Figure 1: (A) Auricular acupuncture (B) Acu-points for anxiety or insomnia.

brain-disorders-therapy-Vagus-Nerve

Figure 2: Vagus Nerve Stimulation (VNS).

brain-disorders-therapy-auricular-branch

Figure 3: The innervations of the auricular branch of the vagus nerve are marked by green color which is mainly distributed in auricular concha.

A systematic review and meta-analysis revealed a positive effect of AA for primary insomnia [32]. Another feasibility study found that an AA insomnia regimen may improve sleep quality and daytime dysfunction among veterans with post-traumatic stress disorder [33]. Auricular points acupressure also helps increase the sleep duration and decrease wake after sleep onset [34].

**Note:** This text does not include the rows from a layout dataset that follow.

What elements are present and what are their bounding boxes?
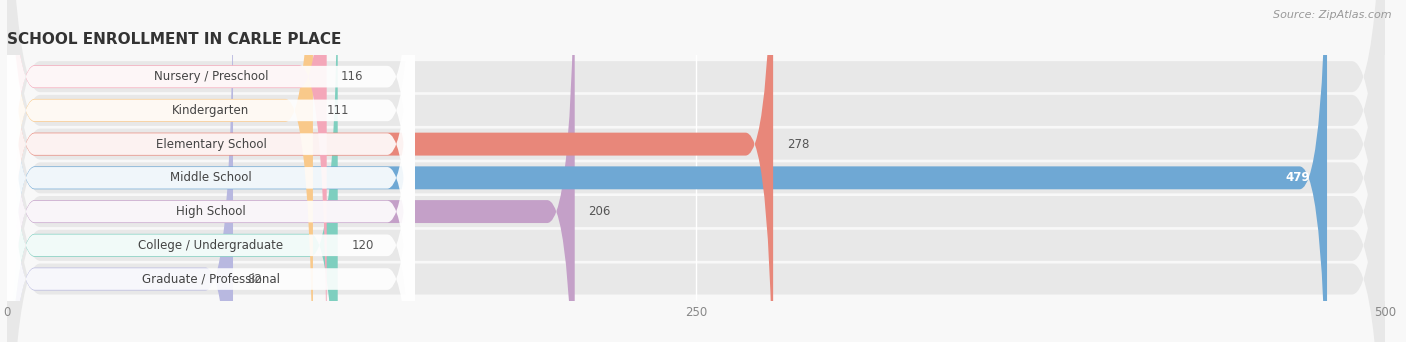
- FancyBboxPatch shape: [7, 0, 415, 342]
- Text: 479: 479: [1286, 171, 1310, 184]
- FancyBboxPatch shape: [7, 0, 337, 342]
- Text: 116: 116: [340, 70, 363, 83]
- FancyBboxPatch shape: [7, 0, 415, 342]
- Text: Middle School: Middle School: [170, 171, 252, 184]
- FancyBboxPatch shape: [7, 0, 773, 342]
- FancyBboxPatch shape: [7, 0, 1327, 342]
- Text: Graduate / Professional: Graduate / Professional: [142, 273, 280, 286]
- Text: 82: 82: [247, 273, 262, 286]
- FancyBboxPatch shape: [7, 0, 1385, 342]
- FancyBboxPatch shape: [7, 0, 314, 342]
- FancyBboxPatch shape: [7, 0, 415, 342]
- FancyBboxPatch shape: [7, 0, 1385, 342]
- FancyBboxPatch shape: [7, 0, 233, 342]
- FancyBboxPatch shape: [7, 0, 1385, 342]
- Text: 111: 111: [326, 104, 349, 117]
- Text: Source: ZipAtlas.com: Source: ZipAtlas.com: [1274, 10, 1392, 20]
- FancyBboxPatch shape: [7, 0, 575, 342]
- Text: Kindergarten: Kindergarten: [173, 104, 250, 117]
- Text: 278: 278: [787, 137, 810, 150]
- FancyBboxPatch shape: [7, 0, 326, 342]
- Text: 120: 120: [352, 239, 374, 252]
- Text: High School: High School: [176, 205, 246, 218]
- FancyBboxPatch shape: [7, 0, 415, 342]
- FancyBboxPatch shape: [7, 0, 415, 342]
- FancyBboxPatch shape: [7, 0, 1385, 342]
- FancyBboxPatch shape: [7, 0, 1385, 342]
- FancyBboxPatch shape: [7, 0, 1385, 342]
- FancyBboxPatch shape: [7, 0, 1385, 342]
- Text: 206: 206: [589, 205, 610, 218]
- FancyBboxPatch shape: [7, 0, 415, 342]
- Text: SCHOOL ENROLLMENT IN CARLE PLACE: SCHOOL ENROLLMENT IN CARLE PLACE: [7, 31, 342, 47]
- Text: Elementary School: Elementary School: [156, 137, 266, 150]
- FancyBboxPatch shape: [7, 0, 415, 342]
- Text: College / Undergraduate: College / Undergraduate: [138, 239, 284, 252]
- Text: Nursery / Preschool: Nursery / Preschool: [153, 70, 269, 83]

However, few studies are using taVNS on insomnia disorder. So, we are collecting participants with insomnia disorder to proceed a multicenter, randomized, double-blind controlled prospective study [35]. Because of the continuous current stimulation, we considered that taVNS should have a better efficacy than AA. The result is worth looking forward to it.

Conclusion

Overall, between 6% and 10% of adults meet the diagnostic criteria for insomnia disorder [36]. That will be approaching or exceeding 1 billion people globally, which causing great economic burden to the society. Conventional pharmacotherapies are with multiple adverse effects, which arouse the use of CAM therapies. Auricular acupuncture (AA), which is often recommended as treatment for insomnia [20], inspired us to invent transcutaneous auricular vagus nerve stimulation (taVNS) years ago (Figure 4). We accidently found that taVNS could improve patients sleeping conditions in depressed patients [29] and in epilepsy patients [30] during our clinical studies process. We considered that taVNS is a promising alternative therapy for insomnia disorder with a bright future.

brain-disorders-therapy-auricular-vagus

Figure 4: Transcutaneous auricular vagus nerve stimulation (taVNS).